Bret Taylor: I think the key is just having a really cross-functional team, and open communication. I think the best teams I've ever worked on have a pair of product manager and tech lead, that are essentially attached at the hip. When one of them goes on vacation, the other one can sub in almost seamlessly, and you need that deep trust and open channel of communication, even though their jobs are quite different in practice. With that you can have the trust of knowing that ... an unhealthy relationship between a tech lead and a product manager is where the tech lead is constantly hedging and sort of over-stating the difficulty of things, or constantly fighting against every new feature, and the product manager is constantly fighting for the moon, and you end up with sort of like a cap and trade mentality with product features. A healthy relationship is where two people are working together, understand the goals of the product, and are evaluating trade-offs in a really collaborative way, and I think you sort of know when you see it ... I've seen both black and white at various companies ...
I think that one of the things is like ... managers and product managers should do is be much more insightful about pairing personalities, and I think that the best tech lead-product manager relationship feels like, it's like a marriage. I think that there's a lot of compatibility and personality issues that people are completely insensitive to in placing teams that I think is one of the worst things that happens at larger companies.

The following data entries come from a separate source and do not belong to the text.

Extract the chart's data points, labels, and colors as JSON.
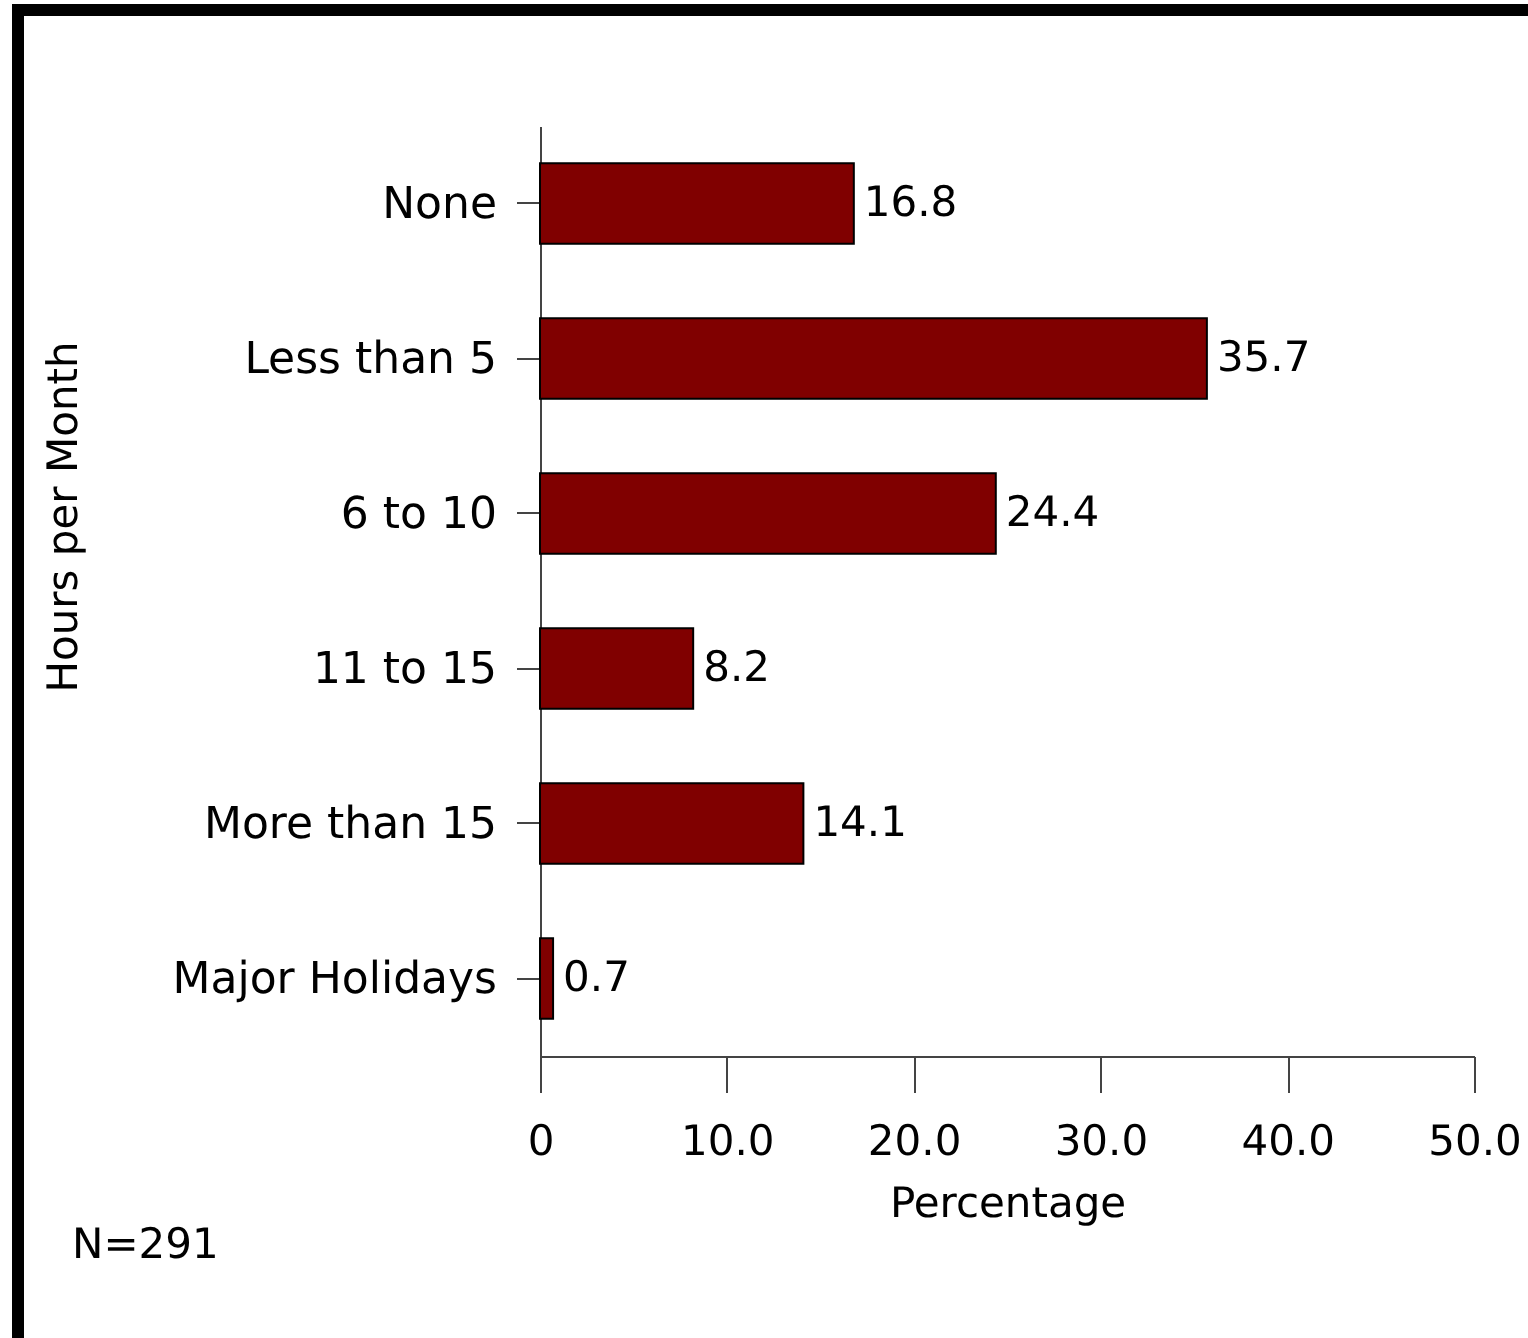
{
  "chart_data": {
    "type": "bar",
    "orientation": "horizontal",
    "xlabel": "Percentage",
    "ylabel": "Hours per Month",
    "categories": [
      "None",
      "Less than 5",
      "6 to 10",
      "11 to 15",
      "More than 15",
      "Major Holidays"
    ],
    "values": [
      16.8,
      35.7,
      24.4,
      8.2,
      14.1,
      0.7
    ],
    "color": "#800000",
    "xlim": [
      0,
      50
    ],
    "xticks": [
      0,
      {
        "value": 10,
        "label": "10.0"
      },
      {
        "value": 20,
        "label": "20.0"
      },
      {
        "value": 30,
        "label": "30.0"
      },
      {
        "value": 40,
        "label": "40.0"
      },
      {
        "value": 50,
        "label": "50.0"
      }
    ],
    "data_labels": true,
    "grid": false,
    "annotations": [
      "N=291"
    ]
  }
}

Matt Pasienski: You think it should be that one-to-one, one product manager per one engineering manager, is that like the, maybe [sixth engineer 07:07], or something like that?
Bret Taylor: I think that's the idea. In general that works the best in my opinion, simply because it's collaborative, it's not like a sort of [inaudible 07:18] over the product, but at the same times, there's not ... you don't need a committee to decide things. I think two people is a really nice way of ... I think fundamentally engineering trade-offs and product trade-offs are a little different, and there's tension there that's healthy, and so I think it really helps to have both representatives in relatively equal ways ... I think the more people you get involved, the harder it is to make decisions, so I'd say two in my mind, is optimal.
Matt Pasienski: What was the first product you ever built?
Bret Taylor: The first product I worked on at Google was the search index, there was only three consumer product managers when I got there, so I was put on the crawl system, basically ... at the time Google had a billion pages in it's index, but we wanted to grow it to 10 billion, which was a pretty big undertaking. I was working with a bunch of ... a professor and a bunch of PHD students who knew a lot more than me, so I was sort of getting their coffee for a while, to be perfectly frank.
Matt Pasienski: What was your favorite product you've ever built?
Bret Taylor: Probably to date, Google Maps was probably my favorite product.
Matt Pasienski: How would you compare ... you have such a broad range, I want to make sure you include this here, you have the "like" button is attributed to your teams. What do you think ... what's it like to have that kind of impact in terms of knowing billions of people are using the things that started off as, what ... how does it go from zero to infinity like that?